Wunderlich Securities is holding steady on its forecast for U.S. natural gas prices, but other analysts aren’t quite as optimistic about what’s ahead through the end of this year and into 2014.
Wunderlich’s Irene Haas in a note Wednesday said the firm’s domestic price forecast remains unchanged, in part because Henry Hub prices in 3Q2013 averaged $3.56/Mcf, in line with a projection of $3.50.
“U.S. aggregate natural gas production looks relatively flat, which is helpful, and total U.S. working gas in storage is at the five-year average (2008-2012),” she said. “All these trends are very encouraging. We are keeping our 2013 and 2014 forecast mostly unchanged at $3.71/Mcf and $3.70/Mcf, respectively.”
However, the gas price forecast at Wells Fargo has been cut to $3.65/MMBtu from $3.80 because of lower than expected prices in the third quarter. Analysts had anticipated prices would be on average $3.75, higher than what materialized.
“We are also lowering our 4Q2013 estimate to $3.60 from $4.00,” said the Wells Fargo team. The full-year 2014 estimate for natural gas now is set at $3.98, well below a previous forecast of $4.30.
Earlier this month Tudor, Pickering, Holt & Co. (TPH) analysts offered a base case for a near-term natural gas supply/demand model, which pointed to 3.9 Tcf storage by November 2014. The 2014 strip price of $3.80/Mcf reflected this reality, said analysts Dave Pursell and Brian Blossman.
“We are not chasing gas higher on a weather spike in the coming months unless the supply and demand dynamic improve…soon!,” the duo said. Their medium-term price range of $3.50-4.50/Mcf was narrowed for 2014 to $3.50-4.00/Mcf.

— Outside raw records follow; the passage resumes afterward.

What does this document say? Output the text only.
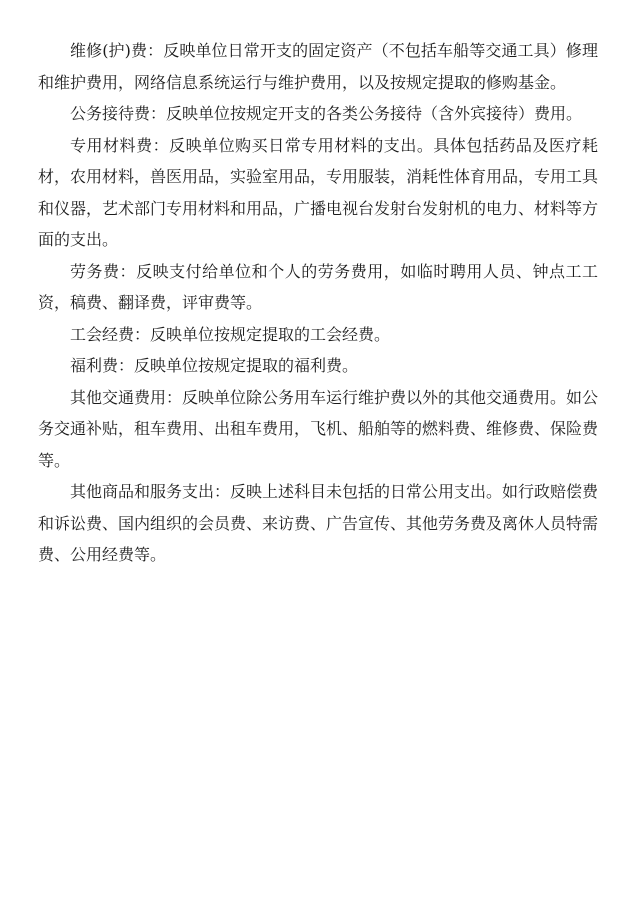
维修(护)费：反映单位日常开支的固定资产（不包括车船等交通工具）修理和维护费用，网络信息系统运行与维护费用，以及按规定提取的修购基金。

公务接待费：反映单位按规定开支的各类公务接待（含外宾接待）费用。

专用材料费：反映单位购买日常专用材料的支出。具体包括药品及医疗耗材，农用材料，兽医用品，实验室用品，专用服装，消耗性体育用品，专用工具和仪器，艺术部门专用材料和用品，广播电视台发射台发射机的电力、材料等方面的支出。

劳务费：反映支付给单位和个人的劳务费用，如临时聘用人员、钟点工工资，稿费、翻译费，评审费等。

工会经费：反映单位按规定提取的工会经费。

福利费：反映单位按规定提取的福利费。

其他交通费用：反映单位除公务用车运行维护费以外的其他交通费用。如公务交通补贴，租车费用、出租车费用，飞机、船舶等的燃料费、维修费、保险费等。

其他商品和服务支出：反映上述科目未包括的日常公用支出。如行政赔偿费和诉讼费、国内组织的会员费、来访费、广告宣传、其他劳务费及离休人员特需费、公用经费等。
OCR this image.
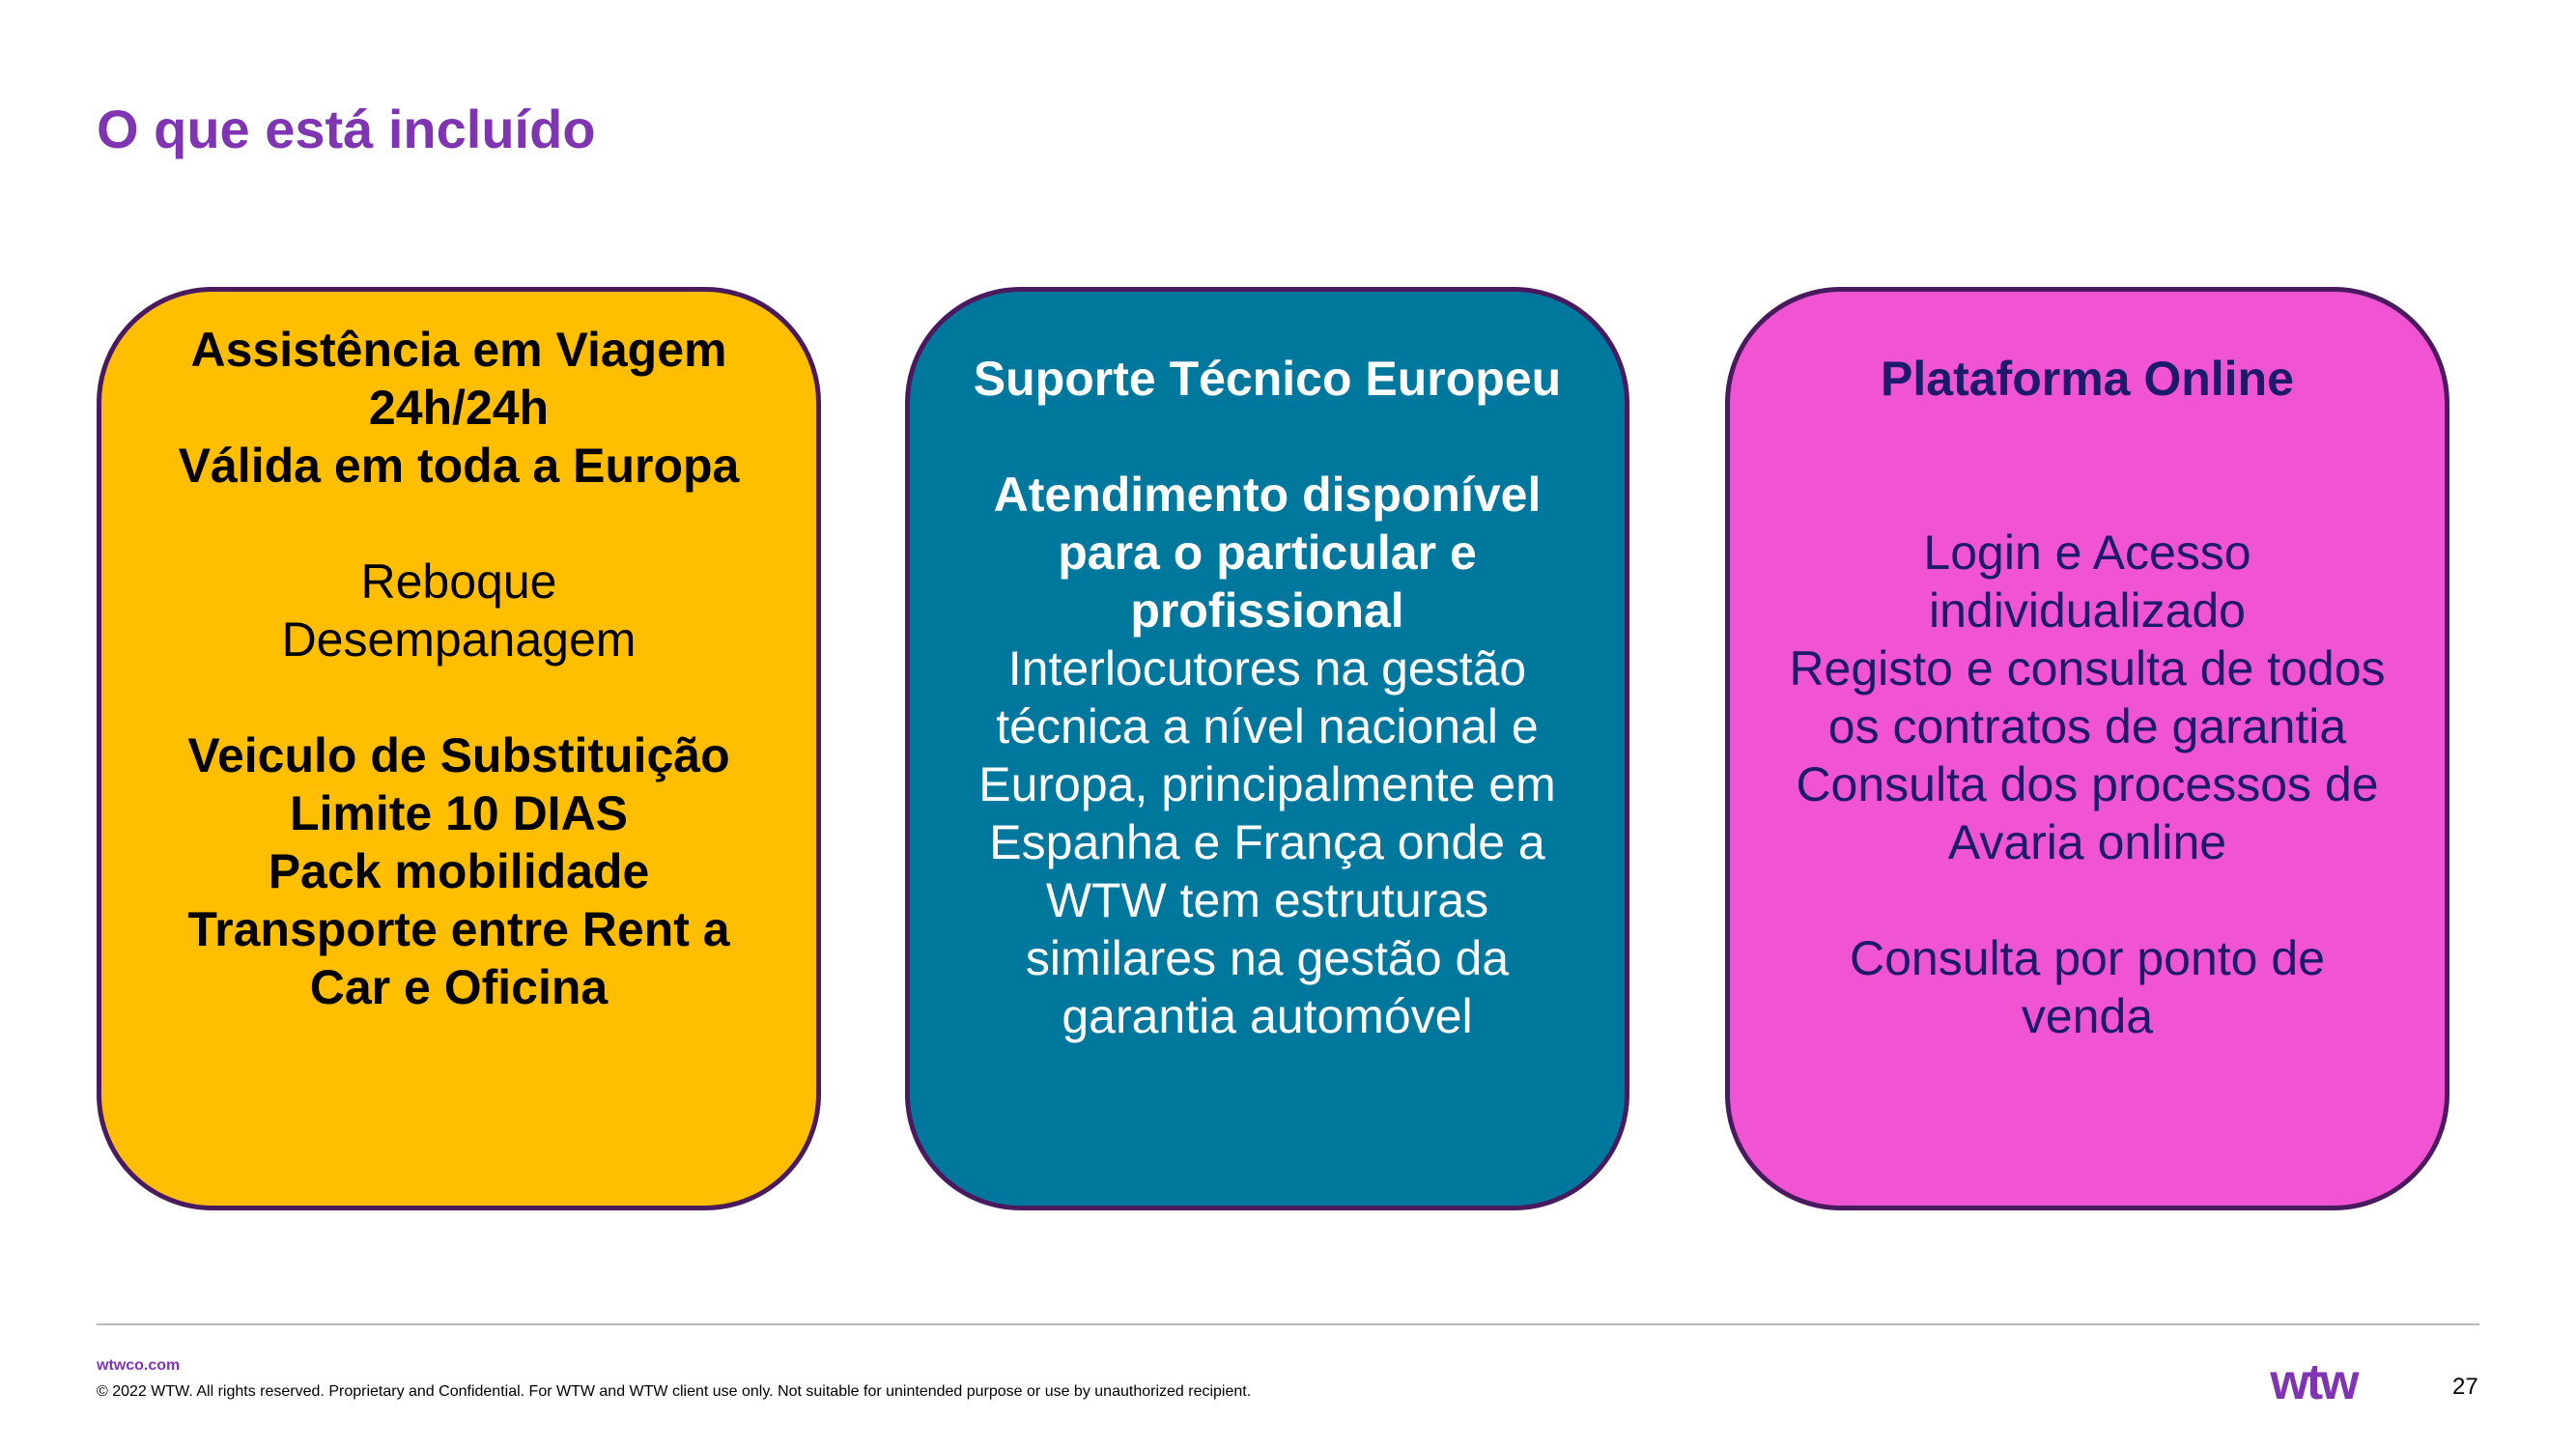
O que está incluído
Assistência em Viagem
24h/24h
Válida em toda a Europa
Reboque
Desempanagem
Veiculo de Substituição
Limite 10 DIAS
Pack mobilidade
Transporte entre Rent a
Car e Oficina
Suporte Técnico Europeu
Atendimento disponível
para o particular e
profissional
Interlocutores na gestão
técnica a nível nacional e
Europa, principalmente em
Espanha e França onde a
WTW tem estruturas
similares na gestão da
garantia automóvel
Plataforma Online
Login e Acesso
individualizado
Registo e consulta de todos
os contratos de garantia
Consulta dos processos de
Avaria online
Consulta por ponto de
venda
wtwco.com
© 2022 WTW. All rights reserved. Proprietary and Confidential. For WTW and WTW client use only. Not suitable for unintended purpose or use by unauthorized recipient.	wtw	27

TPH’s base-case assumptions for revising down the outlook for 2014 gas prices are expectations for flat gas production, only rising about 0.6 Bcf/d, or 1%, versus fiscal year 2013. Industrial and power demand is forecast to grow 3% year/year in 2014, or 1.2 Bcf/d. And residential and commercial gas demand would be down slightly on a normal winter assumption versus 2013.
Of course, there are variances to the base case, Blossman and Pursell said. An upside to the base case could see gas production fall by 0.5 Bcf/d versus 3Q2013 levels, with industrial/power demand each growing 5% in 2014, or about 2.1 Bcf/d, “true upside sensitivity,” they said. On the other side of the coin, November 2014 storage could be 4.4 Tcf and gas production could continue to climb to 1 Bcf/d more than current supply, about 2.4% more in 2014 than this year. In addition, industrial/power demand each could be sluggish.
The “big picture,” however, is that gas supplies still are “creeping up,” said Pursell and his colleague. “Net imports are drifting lower with help from both reduced imports and increasing exports.”
U.S. natural gas supply and demand should be robust for the next decade or longer, but there are different ideas on what that may mean for prices and volatility, experts said earlier this month (see Daily GPI, Oct. 11). America’s Natural Gas Alliance’s Paul Smith, senior director for infrastructure, said the onslaught of robust onshore shale production virtually has made price volatility “a thing of the past.” Shale’s importance “is not just in contributing to long-term affordability for gas, it is equally important that it has meant the elimination of volatility for the most part.”
A Goldman Sachs economist said recently she even sees gas demand eventually growing at $6.00/MMBtu (see Daily GPI, Oct. 14).